Tan was previously a junior minister for national development, and later helmed the manpower and the social and family development portfolios. He was appointed as speaker in 2017 after the incumbent at the time, Halimah Yacob, ran for the presidency. An earlier speaker, Michael Palmer – also a PAP MP – resigned after his extramarital affair was exposed by the media.

Cheng, in her letter to Prime Minister Lee, said she was “very sorry to be resigning in these circumstances, and would like to apologise to the party, as well as to my residents and volunteers”.

The latest development comes after last week’s arrest of the Transport Minister S Iswaran, a PAP stalwart, by the Corrupt Practices Investigation Bureau (CPIB) – the highest-profile corruption investigation involving the ruling party in nearly four decades.

Also arrested was the Singapore-based Malaysian billionaire Ong Beng Seng, who together with Iswaran, has been the driving force behind the city state’s hosting of a Formula One night race since 2008. The CPIB and Prime Minister Lee have not said what the investigation is about.

While the latest political intrigue is mild compared to the roller-coaster politics of Singapore’s Southeast Asian neighbours, observers said it had to be seen as a deep crisis given that the PAP had staked its reputation on upholding stringent standards of probity and incorruptibility.

The PAP, co-founded by Prime Minister Lee’s father Lee Kuan Yew, has been in power without interruption since 1959 and is widely credited for the compact nation’s rise from third- to first-world status.
For a country so dependent on stable and solid leadership provided by the PAP, these developments are … a body blow to Singapore
Eugene Tan, analyst

Veteran political observer Bilveer Singh said the current state of affairs amounted to “one of the worst times for the PAP in politics in the last 50 years”.

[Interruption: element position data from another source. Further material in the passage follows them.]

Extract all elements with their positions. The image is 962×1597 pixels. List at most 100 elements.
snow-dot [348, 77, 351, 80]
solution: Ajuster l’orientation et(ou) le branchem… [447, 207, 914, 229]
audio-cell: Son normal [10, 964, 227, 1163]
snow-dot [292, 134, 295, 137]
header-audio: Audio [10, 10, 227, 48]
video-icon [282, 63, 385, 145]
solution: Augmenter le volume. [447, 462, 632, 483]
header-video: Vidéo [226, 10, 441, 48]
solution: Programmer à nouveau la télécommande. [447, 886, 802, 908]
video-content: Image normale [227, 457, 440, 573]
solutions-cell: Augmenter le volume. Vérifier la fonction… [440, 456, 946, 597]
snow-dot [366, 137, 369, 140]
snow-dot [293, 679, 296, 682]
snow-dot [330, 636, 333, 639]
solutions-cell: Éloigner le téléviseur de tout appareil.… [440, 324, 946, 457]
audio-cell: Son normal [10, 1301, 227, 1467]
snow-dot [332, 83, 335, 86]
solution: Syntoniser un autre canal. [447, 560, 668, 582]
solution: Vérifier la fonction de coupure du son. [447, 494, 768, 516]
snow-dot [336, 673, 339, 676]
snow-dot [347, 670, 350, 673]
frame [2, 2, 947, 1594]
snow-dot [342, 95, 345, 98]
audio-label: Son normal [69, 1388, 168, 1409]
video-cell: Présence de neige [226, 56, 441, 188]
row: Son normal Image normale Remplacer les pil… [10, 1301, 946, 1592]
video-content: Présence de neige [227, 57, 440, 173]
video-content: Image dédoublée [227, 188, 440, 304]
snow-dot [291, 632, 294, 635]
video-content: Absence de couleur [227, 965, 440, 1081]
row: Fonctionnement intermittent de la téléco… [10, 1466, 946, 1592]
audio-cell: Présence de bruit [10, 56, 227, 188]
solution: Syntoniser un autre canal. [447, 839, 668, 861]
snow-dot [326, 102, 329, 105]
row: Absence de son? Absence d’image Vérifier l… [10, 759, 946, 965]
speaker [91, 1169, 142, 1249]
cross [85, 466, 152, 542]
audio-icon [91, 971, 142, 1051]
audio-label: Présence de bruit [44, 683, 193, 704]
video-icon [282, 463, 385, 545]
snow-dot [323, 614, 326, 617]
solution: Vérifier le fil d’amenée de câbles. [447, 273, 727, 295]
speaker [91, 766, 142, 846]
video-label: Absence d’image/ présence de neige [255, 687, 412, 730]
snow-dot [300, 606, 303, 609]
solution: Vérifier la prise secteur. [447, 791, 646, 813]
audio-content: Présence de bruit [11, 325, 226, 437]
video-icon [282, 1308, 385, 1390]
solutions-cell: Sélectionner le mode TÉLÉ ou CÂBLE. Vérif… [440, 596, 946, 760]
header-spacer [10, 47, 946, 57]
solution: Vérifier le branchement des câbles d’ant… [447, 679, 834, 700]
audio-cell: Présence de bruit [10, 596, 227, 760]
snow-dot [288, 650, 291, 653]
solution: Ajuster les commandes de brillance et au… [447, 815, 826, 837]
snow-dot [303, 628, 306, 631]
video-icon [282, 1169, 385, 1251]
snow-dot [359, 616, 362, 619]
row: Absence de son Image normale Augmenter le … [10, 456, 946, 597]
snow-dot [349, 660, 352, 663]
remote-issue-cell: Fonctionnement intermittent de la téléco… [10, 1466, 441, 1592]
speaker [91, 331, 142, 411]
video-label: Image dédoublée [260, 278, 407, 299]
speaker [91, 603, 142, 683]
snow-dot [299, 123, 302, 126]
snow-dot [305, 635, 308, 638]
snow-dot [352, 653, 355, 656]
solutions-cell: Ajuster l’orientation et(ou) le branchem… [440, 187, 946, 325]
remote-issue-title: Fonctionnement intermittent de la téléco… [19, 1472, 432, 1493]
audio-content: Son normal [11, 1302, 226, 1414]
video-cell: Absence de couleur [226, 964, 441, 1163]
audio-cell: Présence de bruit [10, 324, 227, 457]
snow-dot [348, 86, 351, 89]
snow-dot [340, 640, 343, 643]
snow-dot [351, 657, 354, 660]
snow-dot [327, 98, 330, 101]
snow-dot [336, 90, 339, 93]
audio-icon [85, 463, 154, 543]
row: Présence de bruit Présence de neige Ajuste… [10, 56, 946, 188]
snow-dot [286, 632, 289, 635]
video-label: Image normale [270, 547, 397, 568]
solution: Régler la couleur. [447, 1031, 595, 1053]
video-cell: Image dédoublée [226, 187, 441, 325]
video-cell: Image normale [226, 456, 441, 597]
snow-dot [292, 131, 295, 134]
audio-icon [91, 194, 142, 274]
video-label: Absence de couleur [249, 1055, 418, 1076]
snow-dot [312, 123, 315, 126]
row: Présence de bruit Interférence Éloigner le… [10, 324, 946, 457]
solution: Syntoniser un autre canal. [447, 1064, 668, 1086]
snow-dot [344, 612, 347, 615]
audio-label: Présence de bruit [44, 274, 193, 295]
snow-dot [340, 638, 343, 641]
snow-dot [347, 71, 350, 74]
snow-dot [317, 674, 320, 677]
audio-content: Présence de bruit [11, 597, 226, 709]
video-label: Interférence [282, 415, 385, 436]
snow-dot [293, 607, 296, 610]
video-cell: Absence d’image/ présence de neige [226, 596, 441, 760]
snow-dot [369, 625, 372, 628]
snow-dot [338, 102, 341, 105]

“There’s pressure on the prime minister. He, and the party, needs to come clean for the confidence – both domestically and internationally,” he said.

Eugene Tan from the Singapore Management University said the latest development made the narrative that the ruling party had fallen short of its high standards “much harder to beat back”.

“For a country so dependent on stable and solid leadership provided by the PAP, these developments are a huge setback, a body blow to Singapore,” he said.

Singapore’s DPM Wong pledges transparency as ruling PAP reels from graft probe

The opposition Workers’ Party, which has nine out of 91 elected MPs, was on Monday dealing with a crisis of its own.

The party said it was “looking into the matter” after a video clip emerged on social media showing MP Leon Perera, 53, holding and stroking the hand of Nicole Seah, 36, the popular head of the party youth wing.

Both politicians are married with children. The party characterised the video as “an inappropriate exchange between two senior party members”.